Jess hugged the infant to her breast, feeling the softness of the baby’s head against her lips, inhaling her sweet smell. If only she could go back, start all over again. There were so many things she’d do differently.
“Come to Mommy, Chloe.” Maureen lifted the second baby into her arms. “Not everything has to be a confrontation,” she told Jess, rocking the baby gently back and forth.
“That’s not what they taught us in law school.”
Maureen smiled, and Jess knew all was forgiven. Maureen had never been able to stay angry for long. She’d been like that since they were children, always eager to make things right, unlike Jess, who could nurse a grudge for days, a trait that drove their mother to distraction.
“Do you ever think …” Jess began, then hesitated, not sure whether to continue. She had never broached this subject with Maureen before.
“Do I ever think what?”
Jess began rocking the baby in her arms back and forth. “Do you ever think you’ve seen Mommy?” she asked slowly.
A look of shock passed through Maureen’s face. “What?”
“Do you ever imagine that you’ve seen … Mother?” Jess repeated, straining for formality, avoiding her sister’s incredulous gaze. “You know, in a crowd. Or across the street.” Her voice trailed to a halt. Did she sound as ridiculous as she felt?

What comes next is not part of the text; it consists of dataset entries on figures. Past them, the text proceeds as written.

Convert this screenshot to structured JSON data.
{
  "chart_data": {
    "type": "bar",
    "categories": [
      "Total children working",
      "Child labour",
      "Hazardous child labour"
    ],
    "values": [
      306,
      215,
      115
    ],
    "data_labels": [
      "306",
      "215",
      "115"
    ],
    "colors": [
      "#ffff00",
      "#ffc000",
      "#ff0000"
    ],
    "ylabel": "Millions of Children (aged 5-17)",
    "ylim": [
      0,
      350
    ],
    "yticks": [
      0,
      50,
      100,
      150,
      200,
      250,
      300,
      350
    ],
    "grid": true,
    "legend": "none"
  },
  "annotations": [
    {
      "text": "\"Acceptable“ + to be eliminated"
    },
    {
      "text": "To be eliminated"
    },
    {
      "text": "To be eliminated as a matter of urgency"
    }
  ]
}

“Our mother is dead,” Maureen said firmly.
“I just meant …”
“Why are you doing this to yourself?”
“I’m not doing anything to myself.”
“Look at me, Jess,” Maureen ordered, and Jess reluctantly turned toward her sister’s voice. The two women, each cradling an infant in her arms, stared into each other’s green eyes from across the room. “Our mother is dead,” Maureen repeated, as Jess felt her body grow numb.